The biggest problem that I have with this is that you devalue the
sigils: it becomes the accepted norm that $failed is nearly as likely
to contain a list-like object as a scalar-like object.

How important is it that perl 6 maintains the notion that $foo and
@foo are entirely different things?  If it isn't that important, the
above could be rewritten as

     unless chmod 0o664, @files  ->  $failed {
        warn "Couldn't change the following $failed file(s): @failed";
     }

...with the choice of sigil determining whether the object gets
treated as a scalar or as a list.

Also, there's the matter of "unneccessary paperwork": if the only
thing that I use the return value for is a boolean test, then all of
the effort involved in loading the filenames into a list was wasted
effort.  Is there a way that the "lazy evaluation" concept could be
extended to function return values?  Something like:

> Partial Perl 5 implementation:
>
>      sub chmod {
>          my ($mode, @files) = @_;
>
>          $mode = _normalize_mode($mode);
>
>          my @failed;
>          FILE:
>          for my $file (@files) {
>              next FILE if chmod $mode, $file;
>              push @failed, $file;
>          }
>
>          use Contextual::Return;

# at this point, have the sub temporarily suspend operation.

>          return
>             BOOL   { [EMAIL PROTECTED]  }
>             SCALAR { [EMAIL PROTECTED] }
>             LIST   { @failed   }
>      }
>
>      sub _normalize_mode {
>          return shift @_;     # Extra smarts needed here ;-)
>      }
>
>      unless (my $failed = &chmod(0664, qw(test1 test2 test5))) {
>          warn "Failed to chmod $failed file(s): @$failed";
>      }

...$failed is evaluated in boolean context; so the chmod sub resumes
operation, determines the boolean value, and suspends operation again,
because neither LIST nor SCALAR has been evaluated.

...when $failed is evaluated in scalar context, the chmod sub resumes
operation, determines the scalar value, and suspends operation again,
because LIST still hasn't been evaluated.
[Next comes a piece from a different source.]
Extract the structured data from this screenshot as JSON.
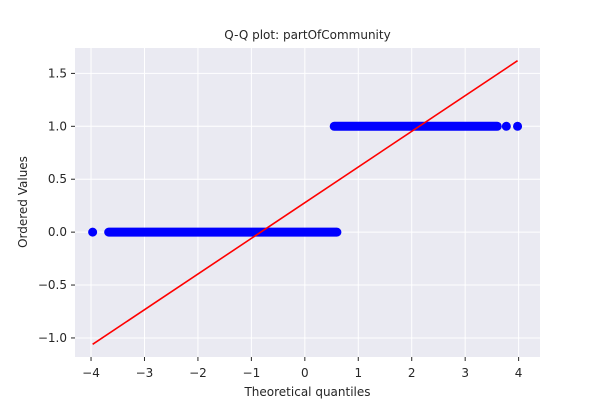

...when $failed is evaluated in list context, the chmod sub resumes
operation, determines the list value, and closes out, because all
three of BOOL, SCALAR, and LIST have now been evaluated.

Meanwhile,

  die unless chmod(0664, qw(test1 test2 test5));

...the anonymous return value is evaluated in boolean context; so
chmod resumes operation, determines the boolean value, and suspends
operation again.

...the anonymous return value goes out of scope, so the suspended
chmod sub gets discarded along with it.

Or have some compiler optimization which checks the contexts that the
return value gets used in, and only returns values for those contexts.